Reaction of the terminal electrophilic phosphinidene complexes [Cp*M(CO)₃{PN(i-Pr)₂}][AlCl₄] (3, M = Mo; 4, M = W) with PEt₃, results in replacement of a metal carbonyl by the phosphine. The reactions occur via initial nucleophilic attack by the phosphine at the phosphinidene phosphorus, followed by carbonyl loss and migration of the phosphine to the metal. Reactions of 3 and 4 with bis(dimethylphosphino)methane (dmpm) lead to [Cp*M(CO)₂{P(N(i- Pr)₂)P(Me₂)CH₂P(Me₂)- κ²P¹,P⁴}][AlCl₄] (9, M = Mo; 10, M = W), in which one end of the diphosphine coordinates to phosphorus and the other end coordinates to the metal. The reactions proceed by initial nucleophilic attack by one end of the diphosphine at phosphorus, followed by carbonyl loss and coordination of the other end of the ligand to the metal.
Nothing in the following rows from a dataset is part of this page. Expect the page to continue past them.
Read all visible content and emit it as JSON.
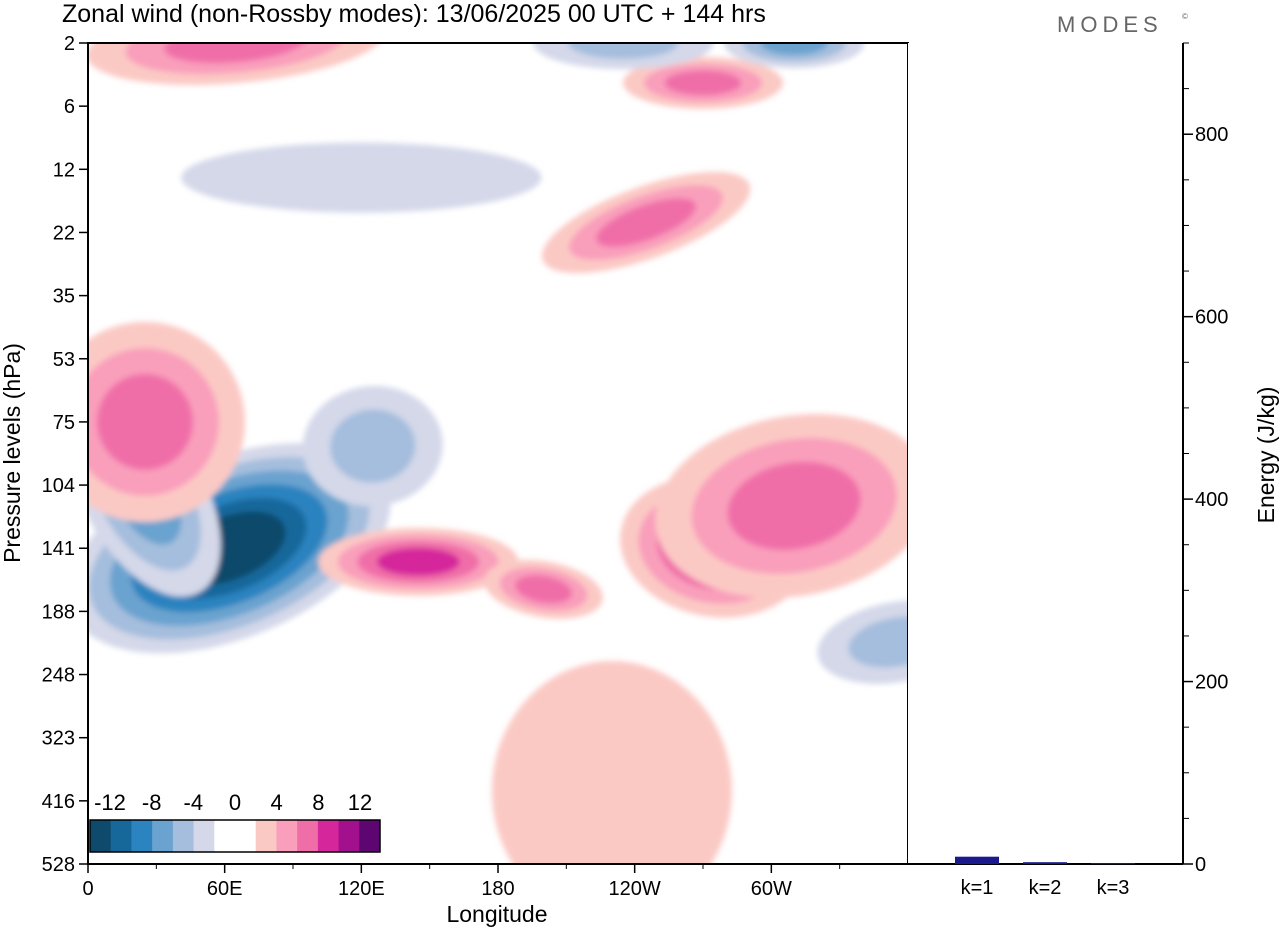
{
  "title": "Zonal wind (non-Rossby modes):  13/06/2025  00 UTC  + 144 hrs",
  "brand": "MODES",
  "brand_mark": "©",
  "chart_data": [
    {
      "type": "heatmap",
      "title": "Zonal wind (non-Rossby modes):  13/06/2025  00 UTC  + 144 hrs",
      "xlabel": "Longitude",
      "ylabel": "Pressure levels (hPa)",
      "x_ticks": [
        "0",
        "60E",
        "120E",
        "180",
        "120W",
        "60W"
      ],
      "x_tick_values": [
        0,
        60,
        120,
        180,
        240,
        300
      ],
      "xlim": [
        0,
        360
      ],
      "y_ticks": [
        "2",
        "6",
        "12",
        "22",
        "35",
        "53",
        "75",
        "104",
        "141",
        "188",
        "248",
        "323",
        "416",
        "528"
      ],
      "colorbar": {
        "labels": [
          "-12",
          "-8",
          "-4",
          "0",
          "4",
          "8",
          "12"
        ],
        "colors": [
          "#0e4a6b",
          "#16689b",
          "#2b83bf",
          "#6aa3cf",
          "#a5bedd",
          "#d4d8e9",
          "#ffffff",
          "#ffffff",
          "#fbc9c4",
          "#f99fbb",
          "#f06ea8",
          "#d5269b",
          "#a2108e",
          "#5d0570"
        ]
      },
      "features": [
        {
          "level": -14,
          "lon": 62,
          "p": 141
        },
        {
          "level": -8,
          "lon": 25,
          "p": 110
        },
        {
          "level": -5,
          "lon": 125,
          "p": 85
        },
        {
          "level": -5,
          "lon": 355,
          "p": 215
        },
        {
          "level": 10,
          "lon": 145,
          "p": 150
        },
        {
          "level": 7,
          "lon": 200,
          "p": 170
        },
        {
          "level": 9,
          "lon": 275,
          "p": 140
        },
        {
          "level": 8,
          "lon": 310,
          "p": 115
        },
        {
          "level": 8,
          "lon": 25,
          "p": 75
        },
        {
          "level": 6,
          "lon": 245,
          "p": 20
        },
        {
          "level": 6,
          "lon": 270,
          "p": 4
        },
        {
          "level": -6,
          "lon": 310,
          "p": 2
        },
        {
          "level": -5,
          "lon": 235,
          "p": 2
        },
        {
          "level": 6,
          "lon": 65,
          "p": 2
        },
        {
          "level": -3,
          "lon": 120,
          "p": 13
        },
        {
          "level": 2,
          "lon": 230,
          "p": 400
        }
      ]
    },
    {
      "type": "bar",
      "categories": [
        "k=1",
        "k=2",
        "k=3"
      ],
      "values": [
        8,
        2,
        1
      ],
      "ylabel": "Energy (J/kg)",
      "ylim": [
        0,
        900
      ],
      "y_ticks": [
        0,
        200,
        400,
        600,
        800
      ],
      "bar_color": "#1a1a8c"
    }
  ]
}
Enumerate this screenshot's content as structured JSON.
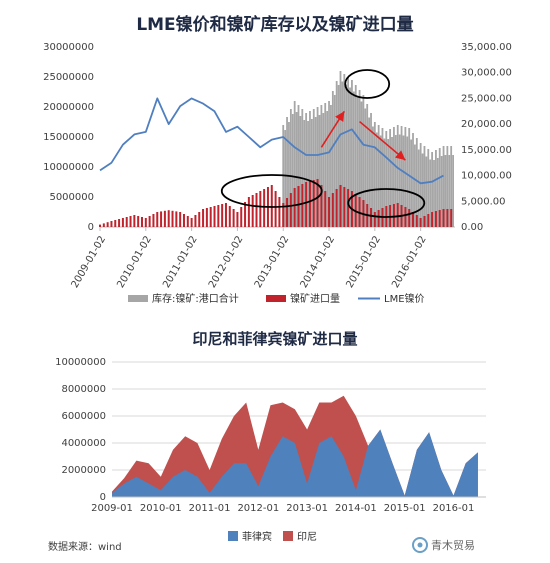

Compound 3 (M = Mo) reacts with bis(dimethylphosphino)ethane (dmpe) to give the analogous product [Cp*Mo(CO)₂{P(N(i-Pr)₂)P(Me ₂)CH₂CH₂P(Me₂)- κ²P¹,P⁵}][AlCl₄] (12), in which the two ends of the dmpe ligand coordinate to phosphorus and molybdenum, respectively. Reaction of compound 4 (M = W) with dmpe leads to two products, [Cp*W(CO)₂{P(N(i-Pr)₂)P(Me₂)CH ₂CH₂P(Me₂)-κ²P ¹,P⁵}][A1Cl₄] (13) and [{Cp*W(CO) ₂(PN(i-Pr)₂)}₂(μ-dmpe)][AlCl ₄]₂ (14). Compound 13 is analogous to 12. In compound 14, the two ends of the diphosphine ligand displace carbonyl ligands from two molecules of 4, resulting in a novel bis-phosphinidene structure in which the diphosphine ligand bridges two metal centers, each of which retains a terminal phosphinidene ligand. Loss of an additional carbonyl ligand from 12, followed by migration of one end of the phosphine from phosphorus to the metal, results in re-formation of a terminal phosphinidene ligand, leading to [Cp*Mo(CO) (PN(i-Pr)₂)(dmpe-κ²P)][AlCl₄] (17). The structural characterization of the phosphine adducts and carbonyl substitution products of the terminal phosphinidene complexes 3 and 4 has provided valuable insights into metal-phosphinidene bonding in these compounds.